If you can read the same algorithm in all three and they line up at the byte level, the algorithm is unambiguous. That's the deliverable.
3. Range Tombstones — The Subtlety
The single non-obvious rule is:
A range tombstone hides keys older than it, but is itself hidden by Puts newer than it.
Both halves matter. Test range_tomb_respects_newer_put exists because a
naive implementation that consults all tombstones before walking entries
will silently drop the fresh value.
The implementation enforces this by walking SSTs newest → oldest and accumulating active tombstones as the walk descends.

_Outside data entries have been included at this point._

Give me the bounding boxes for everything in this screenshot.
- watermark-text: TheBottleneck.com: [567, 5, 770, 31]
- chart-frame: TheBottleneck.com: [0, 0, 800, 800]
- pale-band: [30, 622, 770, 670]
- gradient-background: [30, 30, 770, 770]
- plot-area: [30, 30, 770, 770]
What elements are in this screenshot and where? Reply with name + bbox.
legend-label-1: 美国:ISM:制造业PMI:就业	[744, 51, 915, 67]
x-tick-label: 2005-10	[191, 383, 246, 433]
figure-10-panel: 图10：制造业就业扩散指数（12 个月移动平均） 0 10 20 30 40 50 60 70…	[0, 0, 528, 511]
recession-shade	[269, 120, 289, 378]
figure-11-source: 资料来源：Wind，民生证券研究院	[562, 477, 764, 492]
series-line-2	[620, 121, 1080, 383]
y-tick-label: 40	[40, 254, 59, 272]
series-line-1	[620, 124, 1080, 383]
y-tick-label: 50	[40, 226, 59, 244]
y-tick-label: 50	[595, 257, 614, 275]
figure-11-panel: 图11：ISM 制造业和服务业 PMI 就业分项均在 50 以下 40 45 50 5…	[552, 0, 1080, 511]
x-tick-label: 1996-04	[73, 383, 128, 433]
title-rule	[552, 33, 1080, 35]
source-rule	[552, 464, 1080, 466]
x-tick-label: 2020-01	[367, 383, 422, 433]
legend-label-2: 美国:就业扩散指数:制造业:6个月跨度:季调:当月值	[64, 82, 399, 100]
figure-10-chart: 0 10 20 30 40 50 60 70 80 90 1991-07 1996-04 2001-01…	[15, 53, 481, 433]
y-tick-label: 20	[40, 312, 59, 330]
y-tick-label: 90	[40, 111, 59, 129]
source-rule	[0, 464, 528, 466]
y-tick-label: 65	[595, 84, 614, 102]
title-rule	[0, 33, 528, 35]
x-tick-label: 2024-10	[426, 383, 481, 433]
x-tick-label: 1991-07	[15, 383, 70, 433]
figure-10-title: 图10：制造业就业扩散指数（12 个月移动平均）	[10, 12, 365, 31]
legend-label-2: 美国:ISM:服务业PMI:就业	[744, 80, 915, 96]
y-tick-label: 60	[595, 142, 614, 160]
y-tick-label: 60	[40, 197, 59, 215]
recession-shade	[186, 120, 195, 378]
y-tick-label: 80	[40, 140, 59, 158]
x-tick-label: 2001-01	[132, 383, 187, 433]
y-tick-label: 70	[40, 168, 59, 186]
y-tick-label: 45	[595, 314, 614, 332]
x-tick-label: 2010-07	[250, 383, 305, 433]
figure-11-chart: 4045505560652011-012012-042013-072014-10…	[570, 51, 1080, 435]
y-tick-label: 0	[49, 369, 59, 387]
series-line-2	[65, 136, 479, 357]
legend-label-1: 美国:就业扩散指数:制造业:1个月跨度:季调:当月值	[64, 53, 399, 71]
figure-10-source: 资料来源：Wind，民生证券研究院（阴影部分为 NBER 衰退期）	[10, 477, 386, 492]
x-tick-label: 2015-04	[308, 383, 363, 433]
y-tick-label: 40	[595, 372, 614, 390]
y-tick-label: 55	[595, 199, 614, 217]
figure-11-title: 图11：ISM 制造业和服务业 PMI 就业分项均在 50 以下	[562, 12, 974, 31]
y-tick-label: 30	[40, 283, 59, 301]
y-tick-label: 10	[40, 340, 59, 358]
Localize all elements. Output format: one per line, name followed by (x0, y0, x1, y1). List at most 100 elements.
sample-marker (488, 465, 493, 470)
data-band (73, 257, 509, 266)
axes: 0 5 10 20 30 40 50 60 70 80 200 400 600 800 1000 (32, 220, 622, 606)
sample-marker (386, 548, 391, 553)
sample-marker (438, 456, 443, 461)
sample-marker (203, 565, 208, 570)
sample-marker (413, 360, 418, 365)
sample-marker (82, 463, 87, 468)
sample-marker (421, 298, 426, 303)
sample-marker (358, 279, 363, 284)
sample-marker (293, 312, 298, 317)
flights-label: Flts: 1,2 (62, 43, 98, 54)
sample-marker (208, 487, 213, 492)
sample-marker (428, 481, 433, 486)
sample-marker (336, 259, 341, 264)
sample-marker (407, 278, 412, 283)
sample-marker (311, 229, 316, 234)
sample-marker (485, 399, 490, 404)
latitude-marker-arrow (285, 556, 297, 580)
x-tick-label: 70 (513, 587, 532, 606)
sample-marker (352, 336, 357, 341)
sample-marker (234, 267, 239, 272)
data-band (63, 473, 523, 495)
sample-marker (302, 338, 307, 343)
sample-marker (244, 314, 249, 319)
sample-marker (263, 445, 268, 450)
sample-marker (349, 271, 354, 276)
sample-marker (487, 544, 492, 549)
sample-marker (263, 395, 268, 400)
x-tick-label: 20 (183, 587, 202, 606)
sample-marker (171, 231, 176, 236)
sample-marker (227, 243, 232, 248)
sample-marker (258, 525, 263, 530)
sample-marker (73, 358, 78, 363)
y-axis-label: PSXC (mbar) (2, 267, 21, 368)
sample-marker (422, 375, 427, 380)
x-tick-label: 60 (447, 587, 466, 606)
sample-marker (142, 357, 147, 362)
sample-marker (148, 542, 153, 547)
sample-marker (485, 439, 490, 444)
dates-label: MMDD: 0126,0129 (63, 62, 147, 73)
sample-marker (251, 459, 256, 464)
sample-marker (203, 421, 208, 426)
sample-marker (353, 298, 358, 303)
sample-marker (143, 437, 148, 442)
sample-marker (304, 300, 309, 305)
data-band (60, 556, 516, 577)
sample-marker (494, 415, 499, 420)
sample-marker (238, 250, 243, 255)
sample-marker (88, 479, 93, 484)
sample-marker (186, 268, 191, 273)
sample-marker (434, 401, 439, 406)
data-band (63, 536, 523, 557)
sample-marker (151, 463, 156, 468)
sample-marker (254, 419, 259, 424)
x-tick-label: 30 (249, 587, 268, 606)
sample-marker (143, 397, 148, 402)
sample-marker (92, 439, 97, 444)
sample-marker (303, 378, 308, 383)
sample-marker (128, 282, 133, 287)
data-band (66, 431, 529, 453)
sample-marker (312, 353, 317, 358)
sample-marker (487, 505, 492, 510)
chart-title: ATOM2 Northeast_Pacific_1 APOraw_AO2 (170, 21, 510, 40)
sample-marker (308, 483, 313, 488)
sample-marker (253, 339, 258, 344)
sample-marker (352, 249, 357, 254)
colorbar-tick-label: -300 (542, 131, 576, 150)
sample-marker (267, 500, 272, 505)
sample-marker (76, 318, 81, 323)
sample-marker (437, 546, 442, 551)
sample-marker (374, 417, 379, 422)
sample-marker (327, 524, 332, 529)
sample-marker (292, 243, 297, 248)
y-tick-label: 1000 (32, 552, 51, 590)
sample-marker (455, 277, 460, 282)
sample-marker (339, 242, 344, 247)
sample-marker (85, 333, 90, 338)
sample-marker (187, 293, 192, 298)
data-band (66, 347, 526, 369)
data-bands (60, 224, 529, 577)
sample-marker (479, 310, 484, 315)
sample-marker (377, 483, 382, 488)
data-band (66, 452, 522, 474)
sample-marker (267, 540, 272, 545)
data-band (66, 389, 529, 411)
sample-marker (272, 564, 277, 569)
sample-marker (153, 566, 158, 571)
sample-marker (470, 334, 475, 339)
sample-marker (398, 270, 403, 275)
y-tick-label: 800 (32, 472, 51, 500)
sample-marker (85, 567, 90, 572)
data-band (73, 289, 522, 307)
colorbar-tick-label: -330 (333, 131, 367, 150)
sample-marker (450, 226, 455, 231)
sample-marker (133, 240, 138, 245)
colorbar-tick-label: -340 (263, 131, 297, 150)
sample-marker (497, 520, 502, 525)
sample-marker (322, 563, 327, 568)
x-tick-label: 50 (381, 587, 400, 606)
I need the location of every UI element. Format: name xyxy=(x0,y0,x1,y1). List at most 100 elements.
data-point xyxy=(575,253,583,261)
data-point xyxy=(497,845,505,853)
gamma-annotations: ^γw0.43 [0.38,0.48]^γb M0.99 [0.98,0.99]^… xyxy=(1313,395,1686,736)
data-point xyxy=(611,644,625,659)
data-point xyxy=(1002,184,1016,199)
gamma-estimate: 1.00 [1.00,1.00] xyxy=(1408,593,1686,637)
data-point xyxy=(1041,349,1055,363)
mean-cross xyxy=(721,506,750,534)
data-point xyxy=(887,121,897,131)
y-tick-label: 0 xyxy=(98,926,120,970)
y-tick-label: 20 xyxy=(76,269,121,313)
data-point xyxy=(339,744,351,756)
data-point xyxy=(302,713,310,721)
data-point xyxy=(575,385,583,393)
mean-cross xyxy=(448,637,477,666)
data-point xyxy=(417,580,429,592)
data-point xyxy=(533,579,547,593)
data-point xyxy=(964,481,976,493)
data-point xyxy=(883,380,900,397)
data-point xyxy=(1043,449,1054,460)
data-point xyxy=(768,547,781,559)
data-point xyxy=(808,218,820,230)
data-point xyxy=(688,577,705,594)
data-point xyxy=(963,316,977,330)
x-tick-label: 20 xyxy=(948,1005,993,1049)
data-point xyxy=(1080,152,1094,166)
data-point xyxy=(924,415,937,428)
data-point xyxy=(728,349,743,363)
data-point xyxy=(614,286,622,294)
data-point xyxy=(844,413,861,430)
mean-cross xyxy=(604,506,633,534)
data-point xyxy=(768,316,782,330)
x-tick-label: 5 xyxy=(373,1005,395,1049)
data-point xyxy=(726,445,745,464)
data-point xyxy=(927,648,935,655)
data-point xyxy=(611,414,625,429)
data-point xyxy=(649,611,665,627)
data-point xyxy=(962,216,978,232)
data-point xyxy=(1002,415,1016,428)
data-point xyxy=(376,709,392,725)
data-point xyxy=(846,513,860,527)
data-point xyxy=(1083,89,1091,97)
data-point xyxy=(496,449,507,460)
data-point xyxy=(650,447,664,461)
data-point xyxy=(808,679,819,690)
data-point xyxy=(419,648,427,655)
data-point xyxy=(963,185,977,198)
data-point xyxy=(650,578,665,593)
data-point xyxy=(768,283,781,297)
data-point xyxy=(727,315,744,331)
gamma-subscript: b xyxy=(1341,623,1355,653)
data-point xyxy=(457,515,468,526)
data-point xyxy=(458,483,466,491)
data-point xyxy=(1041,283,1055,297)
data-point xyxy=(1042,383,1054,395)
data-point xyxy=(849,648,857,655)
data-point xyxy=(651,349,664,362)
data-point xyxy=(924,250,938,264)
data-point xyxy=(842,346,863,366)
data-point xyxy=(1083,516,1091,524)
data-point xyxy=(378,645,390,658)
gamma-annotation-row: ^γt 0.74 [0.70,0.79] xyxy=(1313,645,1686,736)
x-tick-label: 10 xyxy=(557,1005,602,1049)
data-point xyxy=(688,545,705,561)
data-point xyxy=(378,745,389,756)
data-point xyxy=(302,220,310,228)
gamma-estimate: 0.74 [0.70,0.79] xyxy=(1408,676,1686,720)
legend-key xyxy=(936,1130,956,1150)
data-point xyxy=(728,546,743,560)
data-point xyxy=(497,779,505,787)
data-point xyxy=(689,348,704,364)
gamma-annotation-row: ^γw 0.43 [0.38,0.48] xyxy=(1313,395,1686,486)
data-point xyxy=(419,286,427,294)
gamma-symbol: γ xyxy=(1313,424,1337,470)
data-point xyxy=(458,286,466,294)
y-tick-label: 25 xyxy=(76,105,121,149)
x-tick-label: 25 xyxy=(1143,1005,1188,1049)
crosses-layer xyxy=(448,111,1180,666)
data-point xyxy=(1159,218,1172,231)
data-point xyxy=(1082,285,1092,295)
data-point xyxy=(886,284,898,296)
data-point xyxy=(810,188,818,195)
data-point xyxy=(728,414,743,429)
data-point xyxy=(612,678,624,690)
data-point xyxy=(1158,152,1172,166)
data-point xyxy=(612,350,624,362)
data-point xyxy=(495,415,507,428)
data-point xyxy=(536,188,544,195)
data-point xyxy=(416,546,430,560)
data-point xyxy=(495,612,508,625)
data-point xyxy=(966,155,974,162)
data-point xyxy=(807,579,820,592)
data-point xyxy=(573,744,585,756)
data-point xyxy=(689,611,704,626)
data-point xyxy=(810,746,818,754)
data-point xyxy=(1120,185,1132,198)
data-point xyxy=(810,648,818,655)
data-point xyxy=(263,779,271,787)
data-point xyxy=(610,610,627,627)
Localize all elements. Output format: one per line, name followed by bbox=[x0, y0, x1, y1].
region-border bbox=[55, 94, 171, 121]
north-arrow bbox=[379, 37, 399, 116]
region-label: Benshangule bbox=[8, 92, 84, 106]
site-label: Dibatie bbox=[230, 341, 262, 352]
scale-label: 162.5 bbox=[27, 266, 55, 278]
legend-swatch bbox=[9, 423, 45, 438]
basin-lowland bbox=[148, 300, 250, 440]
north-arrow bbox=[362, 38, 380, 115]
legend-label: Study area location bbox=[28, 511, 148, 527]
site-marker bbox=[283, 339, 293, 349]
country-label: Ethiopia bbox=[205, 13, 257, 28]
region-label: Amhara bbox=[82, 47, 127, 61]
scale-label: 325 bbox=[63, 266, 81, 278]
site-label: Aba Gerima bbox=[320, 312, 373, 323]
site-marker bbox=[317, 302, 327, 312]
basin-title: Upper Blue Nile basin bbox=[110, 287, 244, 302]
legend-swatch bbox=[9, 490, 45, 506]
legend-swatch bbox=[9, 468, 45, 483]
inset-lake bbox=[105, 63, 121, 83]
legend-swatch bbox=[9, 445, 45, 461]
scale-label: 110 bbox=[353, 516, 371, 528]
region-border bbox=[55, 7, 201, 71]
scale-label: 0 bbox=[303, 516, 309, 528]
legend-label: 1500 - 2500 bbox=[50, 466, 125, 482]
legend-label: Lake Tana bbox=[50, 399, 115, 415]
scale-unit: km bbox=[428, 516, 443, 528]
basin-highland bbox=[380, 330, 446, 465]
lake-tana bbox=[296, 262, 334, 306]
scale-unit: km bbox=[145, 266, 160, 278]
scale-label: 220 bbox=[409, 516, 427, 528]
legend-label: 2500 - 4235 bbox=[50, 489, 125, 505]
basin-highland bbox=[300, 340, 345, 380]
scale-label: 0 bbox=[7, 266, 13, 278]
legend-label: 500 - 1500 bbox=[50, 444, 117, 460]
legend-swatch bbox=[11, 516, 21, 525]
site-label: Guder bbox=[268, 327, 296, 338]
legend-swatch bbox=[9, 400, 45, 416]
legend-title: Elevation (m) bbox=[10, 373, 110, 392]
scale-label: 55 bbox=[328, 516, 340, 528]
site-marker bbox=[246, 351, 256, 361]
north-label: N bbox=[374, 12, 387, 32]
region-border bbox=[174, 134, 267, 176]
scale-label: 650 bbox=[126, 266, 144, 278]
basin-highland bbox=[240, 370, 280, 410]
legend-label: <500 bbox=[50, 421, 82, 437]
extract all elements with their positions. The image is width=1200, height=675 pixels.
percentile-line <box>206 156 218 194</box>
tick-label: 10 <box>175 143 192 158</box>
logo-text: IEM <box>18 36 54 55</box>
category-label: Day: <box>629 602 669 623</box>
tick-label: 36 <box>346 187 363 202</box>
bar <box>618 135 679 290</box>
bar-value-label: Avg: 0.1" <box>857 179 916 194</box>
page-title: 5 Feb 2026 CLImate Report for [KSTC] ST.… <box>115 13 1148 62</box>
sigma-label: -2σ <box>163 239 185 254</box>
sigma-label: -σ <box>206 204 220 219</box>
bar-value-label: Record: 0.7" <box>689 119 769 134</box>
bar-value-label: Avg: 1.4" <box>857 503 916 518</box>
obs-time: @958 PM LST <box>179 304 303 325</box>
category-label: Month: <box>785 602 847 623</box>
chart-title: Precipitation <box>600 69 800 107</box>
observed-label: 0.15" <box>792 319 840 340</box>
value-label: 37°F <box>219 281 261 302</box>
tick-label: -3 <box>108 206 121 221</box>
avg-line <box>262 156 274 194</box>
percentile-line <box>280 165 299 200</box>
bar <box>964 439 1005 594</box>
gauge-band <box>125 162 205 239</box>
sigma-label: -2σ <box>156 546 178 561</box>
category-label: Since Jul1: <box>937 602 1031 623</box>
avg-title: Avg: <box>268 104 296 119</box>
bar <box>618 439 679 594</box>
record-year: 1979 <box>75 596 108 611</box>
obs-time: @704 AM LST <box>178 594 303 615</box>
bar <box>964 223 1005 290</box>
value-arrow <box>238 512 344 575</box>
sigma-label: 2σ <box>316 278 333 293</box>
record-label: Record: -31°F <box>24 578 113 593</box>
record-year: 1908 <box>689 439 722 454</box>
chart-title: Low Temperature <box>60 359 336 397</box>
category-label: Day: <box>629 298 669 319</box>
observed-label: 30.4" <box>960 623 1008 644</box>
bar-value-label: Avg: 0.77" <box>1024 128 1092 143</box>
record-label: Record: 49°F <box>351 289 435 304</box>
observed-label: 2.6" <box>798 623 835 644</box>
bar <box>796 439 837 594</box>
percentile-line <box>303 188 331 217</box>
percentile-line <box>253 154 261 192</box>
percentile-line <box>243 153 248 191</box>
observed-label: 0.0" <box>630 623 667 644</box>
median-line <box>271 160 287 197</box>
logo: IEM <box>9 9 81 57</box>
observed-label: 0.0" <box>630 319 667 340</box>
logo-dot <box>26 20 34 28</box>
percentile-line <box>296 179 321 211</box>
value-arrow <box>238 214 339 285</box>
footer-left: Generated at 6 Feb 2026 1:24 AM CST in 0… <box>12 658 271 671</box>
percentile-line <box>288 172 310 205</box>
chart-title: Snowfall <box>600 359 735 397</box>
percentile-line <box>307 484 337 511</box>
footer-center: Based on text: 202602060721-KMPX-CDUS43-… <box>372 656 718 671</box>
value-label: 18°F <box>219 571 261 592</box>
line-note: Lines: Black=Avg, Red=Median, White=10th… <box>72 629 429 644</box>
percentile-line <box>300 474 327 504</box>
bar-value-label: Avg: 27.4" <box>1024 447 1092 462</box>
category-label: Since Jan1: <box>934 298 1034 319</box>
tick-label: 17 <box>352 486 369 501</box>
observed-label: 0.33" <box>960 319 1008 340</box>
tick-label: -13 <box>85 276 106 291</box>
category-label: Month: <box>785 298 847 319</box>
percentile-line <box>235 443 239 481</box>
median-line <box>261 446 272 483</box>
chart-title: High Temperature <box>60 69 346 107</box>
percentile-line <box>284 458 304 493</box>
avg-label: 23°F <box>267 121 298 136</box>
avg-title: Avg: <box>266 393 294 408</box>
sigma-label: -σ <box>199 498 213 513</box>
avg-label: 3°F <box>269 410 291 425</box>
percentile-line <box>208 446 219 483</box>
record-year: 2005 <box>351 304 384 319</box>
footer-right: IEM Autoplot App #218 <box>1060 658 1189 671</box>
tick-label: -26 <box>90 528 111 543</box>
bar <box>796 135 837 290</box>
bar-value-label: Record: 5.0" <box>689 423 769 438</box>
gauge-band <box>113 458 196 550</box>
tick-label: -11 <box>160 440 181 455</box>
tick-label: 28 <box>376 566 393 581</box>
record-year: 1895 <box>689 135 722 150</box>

A Put in a newer SST is checked against the (then still empty) active set, so it survives. A Put in an older SST is checked against the (by then populated) active set, so it is hidden.
This also explains why a bloom miss must continue instead of return None:
the SST we just skipped might have zero matching keys, but it could still
contribute a range tombstone that shadows something below it. The active
set must be allowed to grow.
4. Size-Tiered vs Universal — The Real Difference
Both are "merge several SSTs into one". The difference is which several.
-
Size-tiered asks: "is there a prefix
[0..L)of new, small SSTs that together fit withinratio · size(ssts[L])?" It picks the longest qualifying prefix, merges them, and inserts the result at the newest position. This is greedy from the top of the tree. -
Universal asks the same shape of question, but over a contiguous run anywhere in the list, with a minimum run length of 3. It picks the longest run; ties go to the leftmost. The merged run replaces itself in place.
The minimum lengths (≥ 2 prefix for tiered, ≥ 3 run for universal) are deliberate, both to keep work amortised and to make the two policies distinguishable on small inputs. Without them, both would degenerate to "merge whenever you can" and the fixtures wouldn't separate them.
5. Why the Wire Format Looks Like That
Five choices, each with a reason:
- Magic
"DSEADV21"— eight bytes, no length prefix. Mismatches surface as the first 16 hex chars of the sha256 changing, which is easy to spot. f64ratio — encoded via the IEEE 754 bit pattern, not as a string. This is why all three languages route throughf64::to_bits,math.Float64bits, andmemcpy(&u64, &double, 8). Strings would force a formatter choice ("0.5"vs"0.5000000000000000").- Length-prefixed keys/values —
u32 LElengths, raw bytes. No terminator, no escaping. Decoding is a one-pass scan. - Entries newest-SST-first — matches the in-memory layout; reversing it in the dump would obscure the actual data structure.
- Bloom as raw
u64 LE— not a list of positions. The bitmap is the bloom; nothing else needs to be portable.
6. Trade-offs Not Taken
- We did not implement snapshot reads. Every Get is "as of right now".
- We did not deduplicate range tombstones across SSTs at merge time. A range that fully contains an older range still leaves both in the merged output. Real engines coalesce; we don't, because the canonical-bytes test would then depend on a chosen normalisation policy.
- We did not gate compaction on actual work performed; size-tiered may pick a length-2 prefix even when the merge produces zero entries (after tombstones erase everything). That's a feature for the study lab — it exercises the merge code; in production you'd skip empty merges.